Renoir’s Luncheon of the Boating Party (1881), the zenith of the genre of Impressionist boating scenes, features Caillebotte in the foreground, but these scenes are about fun, fun, fun, flirtation, and fashion. Caillebotte’s water pictures are more often about strength, discipline, and, when we see two men in a skiff, collective effort. A surprising triptych from 1878, titled Skiffs, Bathers, and Angling, shows how Caillebotte kept pushing himself. He likely intended them to go together as decorative panels, a new trick for him. They’ve got a social aspect but are still, basically, about prowess. They’ve been separated since the 1870s but are together again and look splendid.
In marketing Painting Men, the Getty ever so slightly suggested that Caillebotte’s many paintings of men might mean he was attracted to men in a love-that-dares-not-speak-its-name way. Lots of European critics wailed, claiming the Americans were queering Caillebotte, gender-and-identity-crazed that we are.
In their catalogue essay, Andre Dombrowski and Jonathan Katz, in treating Man at His Bath, which emphasizes the rosy pink buttocks of a man drying himself, and the unfinished Man Drying His Leg, both from 1884, demur on whether or not Caillebotte was closeted. Instead, they note that homosexuality as a concept — a core characteristic rather than an act — was new in France. In looking at male nudes as frank as these, men stare or gape or linger as men have done since the days of Titian and Giorgione when looking at female nudes. Even a straight man’s gaze is thus subtly sexualized. It’s another twist Caillebotte brings to the table.
The riches go on and on. Caillebotte’s portraits of men and women are seriously good. Accompanying Paris Street; Rainy Day and Floor Scrapers are a slew of preparatory drawings. Family photographs are abundant. Caillebotte was a good dog painter, too. One or two are canine flâneurs at heart.

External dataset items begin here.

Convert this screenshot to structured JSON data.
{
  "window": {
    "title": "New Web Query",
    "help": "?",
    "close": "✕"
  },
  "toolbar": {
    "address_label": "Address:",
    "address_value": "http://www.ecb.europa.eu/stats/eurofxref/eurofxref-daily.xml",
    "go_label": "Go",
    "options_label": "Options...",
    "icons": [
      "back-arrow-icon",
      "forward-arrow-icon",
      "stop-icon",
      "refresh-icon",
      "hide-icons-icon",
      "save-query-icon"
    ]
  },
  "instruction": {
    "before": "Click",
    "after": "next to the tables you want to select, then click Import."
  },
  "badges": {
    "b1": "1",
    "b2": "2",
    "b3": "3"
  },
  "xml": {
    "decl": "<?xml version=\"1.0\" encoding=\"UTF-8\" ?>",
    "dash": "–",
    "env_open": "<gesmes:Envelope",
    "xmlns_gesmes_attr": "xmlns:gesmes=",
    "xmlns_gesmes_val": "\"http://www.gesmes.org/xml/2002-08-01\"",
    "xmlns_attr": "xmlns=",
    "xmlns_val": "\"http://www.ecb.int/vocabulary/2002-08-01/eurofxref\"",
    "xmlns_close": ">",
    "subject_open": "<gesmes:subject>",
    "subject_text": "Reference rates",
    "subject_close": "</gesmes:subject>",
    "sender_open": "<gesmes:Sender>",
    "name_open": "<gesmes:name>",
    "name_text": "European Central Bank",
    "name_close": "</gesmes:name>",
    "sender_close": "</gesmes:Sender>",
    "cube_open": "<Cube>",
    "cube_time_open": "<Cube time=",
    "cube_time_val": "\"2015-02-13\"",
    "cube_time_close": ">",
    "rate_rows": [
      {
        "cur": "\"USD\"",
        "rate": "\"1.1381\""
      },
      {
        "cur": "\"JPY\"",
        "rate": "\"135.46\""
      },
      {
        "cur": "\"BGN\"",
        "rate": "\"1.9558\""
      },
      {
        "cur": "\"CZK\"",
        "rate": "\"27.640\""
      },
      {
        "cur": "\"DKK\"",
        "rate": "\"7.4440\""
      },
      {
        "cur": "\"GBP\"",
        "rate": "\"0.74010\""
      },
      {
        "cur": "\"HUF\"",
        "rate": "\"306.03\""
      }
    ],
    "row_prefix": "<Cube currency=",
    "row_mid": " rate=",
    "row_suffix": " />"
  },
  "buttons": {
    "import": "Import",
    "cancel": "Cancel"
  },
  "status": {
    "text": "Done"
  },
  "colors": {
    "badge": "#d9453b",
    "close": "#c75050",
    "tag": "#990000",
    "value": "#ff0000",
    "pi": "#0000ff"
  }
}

In the last gallery, we’re left to wonder what would have been next for the artist living outside Paris, spending lots of time on his boats and his garden, the Impressionist salons now bygone. His last was the seventh, in 1882. He wasn’t in the eighth and final one in 1886. Caillebotte and Degas were the Impressionist salons’ organizers and visionaries, and Caillebotte was their anchor donor.
I think Caillebotte the artist was infinitely energized by the avant-garde salons and his moments in the schismatic spotlight. Once that time was over, he seems not lost but focused on other things. His art became certainly quieter, more random, and less linear. His landscapes were impressions and far more painterly, and they seem close, in his handling of paint, to work by Pissarro and Monet from the 1880s. An 1886 painting of Caillebotte’s lush garden of pink roses includes Charlotte Berthier, probably his mistress. What’s thought to be his last self-portrait is a small bust in sailor gear. In the years before his sudden death, he’d complained to friends in letters that he no longer understood the Paris art market, a sign he might have considered his time as an artist done.
As a critic, and, possibly, the rare critic who actually reads exhibition catalogues, I think the book’s well designed and beautiful. As is nearly universally the case now, the meaty art history’s in the book not in the gallery interpretation, which pitches to art appreciators and tourists. I wish museums would bet on the intelligence of their audience and give them the serious scholarship. What’s there isn’t bad and is never inane, but a higher octane would challenge visitors and be consistent with Caillebotte’s work, which isn’t just easy on the eyes.
Painting Men is up to the Art Institute’s very high standards. It’s a sensual and intellectual feast.